= Pakistani football league system =

The Pakistan football league system consists of interconnected leagues for football clubs in Pakistan. The two-tier system has a hierarchical format with promotion and relegation between leagues. The last top-tier Pakistan Premier League featured 12 teams, while the second-tier PFFL B Division comprised 18 teams.

== Men's ==

=== System by period ===

==== National A-Division Football Championship (1992–1994) ====
The National Football Championship served as the highest level football competition from 1948 to 2003, held on knock-out basis and a closed format competition rather than league system. Under the tenure of PFF General Secretary Hafiz Salman Butt, the 1992–93 and 1993–94 seasons of National Football Championship were contested in a league-style format rather than as a knockout competition, becoming Pakistan's first ever national league format competition. Sponsored as the National Lifebuoy A-Division Football Championship, the tournament ran across several months and introduced a system of promotion and relegation with the second-tier National Lifebuoy B-Division Football Championship. The A-Division titles were won by Pakistan Airlines (1992–93) and Pakistan Army (1993–94), while the B-Division was won by Crescent Textile Mills (1992), National Bank (1993), and Frontier Scouts (1994).

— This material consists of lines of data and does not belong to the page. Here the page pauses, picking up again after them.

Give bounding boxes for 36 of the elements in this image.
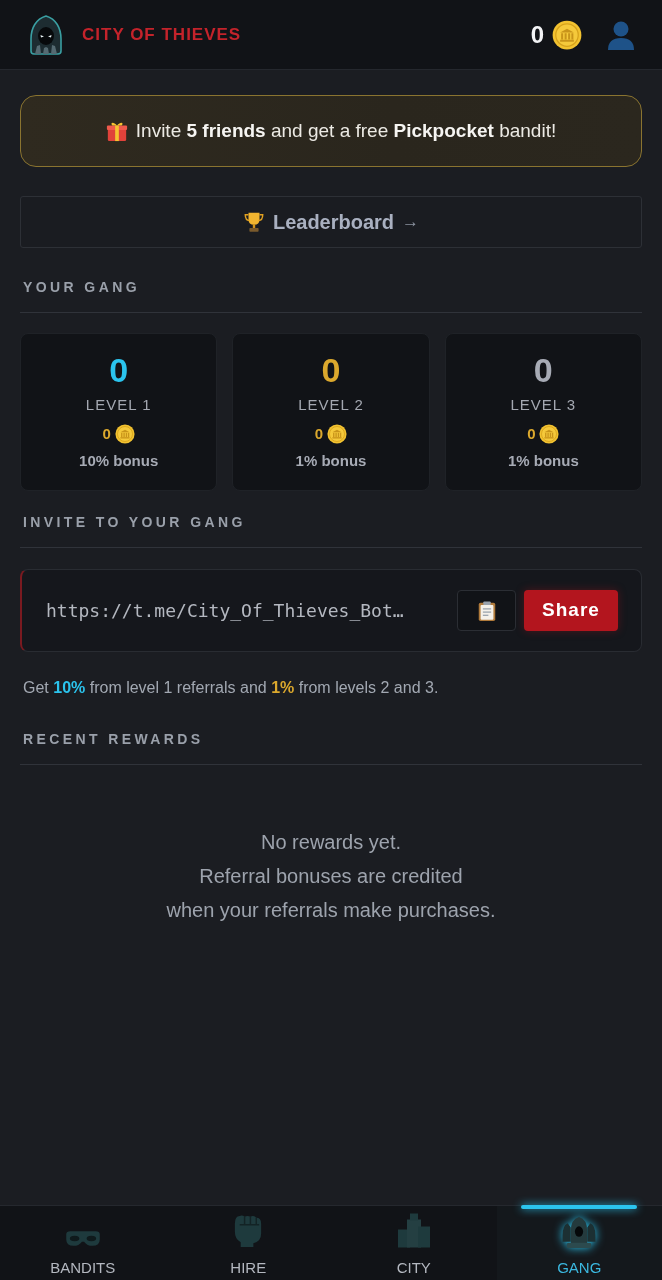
app-title: CITY OF THIEVES xyxy=(82,23,242,46)
referral-url-text: https://t.me/City_Of_Thieves_Bot… xyxy=(46,599,405,623)
user-silhouette-icon xyxy=(606,19,636,50)
coin-icon xyxy=(539,424,560,445)
empty-rewards-title: No rewards yet. xyxy=(259,830,403,855)
nav-tab[interactable]: CITY xyxy=(331,1206,497,1280)
nav-tab[interactable]: HIRE xyxy=(165,1206,331,1280)
coin-icon xyxy=(327,424,348,445)
coin-earnings: 0 xyxy=(102,423,111,444)
leaderboard-button[interactable]: Leaderboard → xyxy=(20,196,642,248)
gift-icon xyxy=(105,120,128,142)
coin-icon xyxy=(552,19,582,50)
referral-bonus-note: Get 10% from level 1 referrals and 1% from levels 2 and 3. xyxy=(23,678,440,698)
trophy-icon xyxy=(242,211,265,233)
bonus-rate: 1% bonus xyxy=(295,451,367,472)
bonus-rate: 1% bonus xyxy=(507,451,579,472)
referral-count: 0 xyxy=(109,352,129,390)
bonus-rate: 10% bonus xyxy=(79,451,159,472)
referral-count: 0 xyxy=(533,352,553,390)
promo-text: Invite 5 friends and get a free Pickpocket bandit! xyxy=(135,118,557,143)
coin-earnings: 0 xyxy=(314,423,324,444)
coin-icon xyxy=(114,424,135,445)
coin-earnings: 0 xyxy=(527,423,536,444)
nav-tab[interactable]: BANDITS xyxy=(0,1206,166,1280)
coin-balance: 0 xyxy=(530,19,544,50)
section-heading: RECENT REWARDS xyxy=(20,729,642,765)
level-label: LEVEL 2 xyxy=(298,395,364,416)
section-heading: INVITE TO YOUR GANG xyxy=(20,512,642,548)
empty-rewards-message: Referral bonuses are credited when your referrals make purchases. xyxy=(165,864,497,923)
share-button[interactable]: Share xyxy=(524,590,618,631)
nav-tab[interactable]: GANG xyxy=(496,1206,662,1280)
referral-count: 0 xyxy=(321,352,341,390)
level-label: LEVEL 3 xyxy=(510,395,577,416)
level-label: LEVEL 1 xyxy=(85,395,152,416)
section-heading: YOUR GANG xyxy=(20,277,642,313)
copy-button[interactable] xyxy=(457,590,516,631)
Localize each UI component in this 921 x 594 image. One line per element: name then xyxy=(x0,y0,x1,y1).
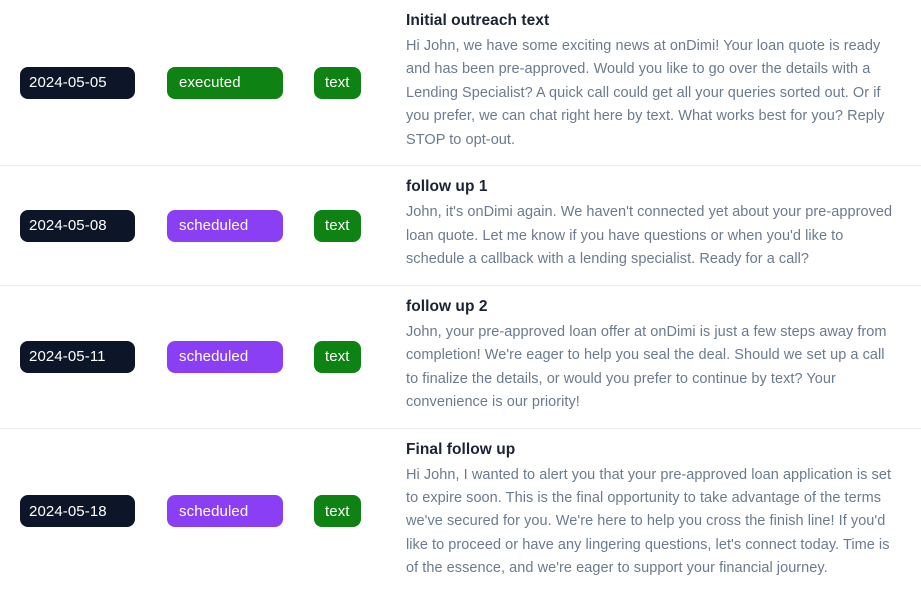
date-badge[interactable]: 2024-05-18 xyxy=(20,495,135,528)
table-row[interactable]: 2024-05-08 scheduled text follow up 1 Jo… xyxy=(0,165,921,284)
channel-badge[interactable]: text xyxy=(314,209,361,242)
cell-date: 2024-05-11 xyxy=(20,340,167,373)
message-content: follow up 1 John, it's onDimi again. We … xyxy=(406,166,905,284)
cell-status: scheduled xyxy=(167,340,314,373)
cell-status: scheduled xyxy=(167,495,314,528)
cell-channel: text xyxy=(314,209,406,242)
cell-channel: text xyxy=(314,495,406,528)
message-content: follow up 2 John, your pre-approved loan… xyxy=(406,286,905,428)
cell-date: 2024-05-18 xyxy=(20,495,167,528)
cell-channel: text xyxy=(314,340,406,373)
status-badge[interactable]: executed xyxy=(167,66,283,99)
table-row[interactable]: 2024-05-18 scheduled text Final follow u… xyxy=(0,427,921,594)
message-body: John, your pre-approved loan offer at on… xyxy=(406,323,887,411)
cell-date: 2024-05-05 xyxy=(20,66,167,99)
row-meta-cells: 2024-05-11 scheduled text xyxy=(20,286,406,428)
cell-channel: text xyxy=(314,66,406,99)
message-schedule-list: 2024-05-05 executed text Initial outreac… xyxy=(0,0,921,594)
cell-status: scheduled xyxy=(167,209,314,242)
message-content: Final follow up Hi John, I wanted to ale… xyxy=(406,429,905,594)
channel-badge[interactable]: text xyxy=(314,495,361,528)
channel-badge[interactable]: text xyxy=(314,340,361,373)
date-badge[interactable]: 2024-05-11 xyxy=(20,340,135,373)
row-meta-cells: 2024-05-08 scheduled text xyxy=(20,166,406,284)
row-meta-cells: 2024-05-18 scheduled text xyxy=(20,429,406,594)
status-badge[interactable]: scheduled xyxy=(167,209,283,242)
date-badge[interactable]: 2024-05-05 xyxy=(20,66,135,99)
message-body: Hi John, I wanted to alert you that your… xyxy=(406,466,892,577)
status-badge[interactable]: scheduled xyxy=(167,340,283,373)
row-meta-cells: 2024-05-05 executed text xyxy=(20,0,406,165)
cell-status: executed xyxy=(167,66,314,99)
message-body: John, it's onDimi again. We haven't conn… xyxy=(406,204,893,268)
channel-badge[interactable]: text xyxy=(314,66,361,99)
message-title: Initial outreach text xyxy=(406,12,550,29)
message-title: Final follow up xyxy=(406,440,516,458)
date-badge[interactable]: 2024-05-08 xyxy=(20,209,135,242)
message-body: Hi John, we have some exciting news at o… xyxy=(406,37,885,148)
cell-date: 2024-05-08 xyxy=(20,209,167,242)
status-badge[interactable]: scheduled xyxy=(167,495,283,528)
message-title: follow up 2 xyxy=(406,297,488,315)
message-title: follow up 1 xyxy=(406,178,488,196)
table-row[interactable]: 2024-05-11 scheduled text follow up 2 Jo… xyxy=(0,284,921,428)
table-row[interactable]: 2024-05-05 executed text Initial outreac… xyxy=(0,0,921,165)
message-content: Initial outreach text Hi John, we have s… xyxy=(406,0,905,165)
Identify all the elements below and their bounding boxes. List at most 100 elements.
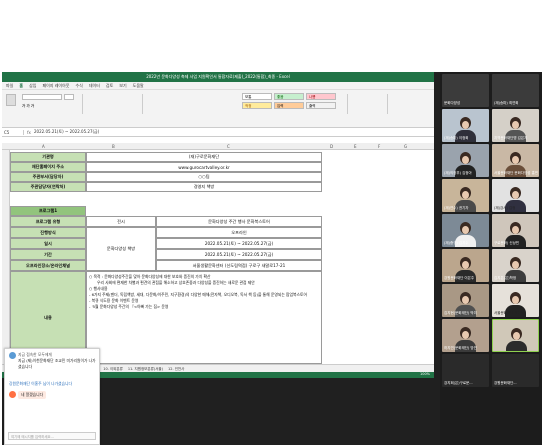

The experiment lasted only two seasons. Following Butt’s removal from office in 1994 amid political disputes and allegations of abuse of power with PFF president Mian Muhammad Azhar, the competition reverted to its previous knockout format.

==== Pakistan Premier League (2004–2021) ====
In August 2003, politician Faisal Saleh Hayat assumed control of the Pakistan Football Federation. Under his administration, the National Football Championship was discontinued and replaced in 2004 by the Pakistan Premier League, with the PFF League serving as the second tier.

In 2006, the Pakistan Football Federation introduced the National Club Championship as a third tier beneath the PFF League. The competition brought together amateur and semi-professional clubs, with three teams, PMC Club Athletico Faisalabad, Baloch Nushki, and Bannu Red earning promotion to the 2006 PFF League. However it is unknown whether it was held again as a third-tier competition.

=== Status evolution ===

| Professional leagues |
| Amateur/Semi-professional leagues |

| Year | Tier 1 | Tier 2 | Tier 3 | Tier 4 | Tier 5 and below | Other leagues (outside the national pyramid) |
|---|---|---|---|---|---|---|
| 1992–1994 | National A-Division Football Championship | National B-Division Football Championship |  |  |  | Regional leagues |
| 2004–2006 | Pakistan Premier League | PFF League |  |  |  | Regional leagues |
| 2006–2021 | Pakistan Premier League | PFF League | National Club Championship |  |  | Regional leagues |

=== Current pyramid ===

| Level | League(s)/Division(s) |
| Tier 1 | N/A |
| Tier 2 | N/A |
| Tier 3 | N/A |
Other leagues (outside the national pyramid)
| - | Regional and city leagues |

=== Franchise leagues ===

| League | Clubs | Formed | Dissolved |
|---|---|---|---|
| Super Football League | 5 | 2007 | 2010 |

== Women's ==

=== System by period ===
There has never been a national women league in Pakistan. The National Women Football Championship, the first national women tournament in Pakistan, was held in 2005. It is held on knock-out basis and a closed format competition.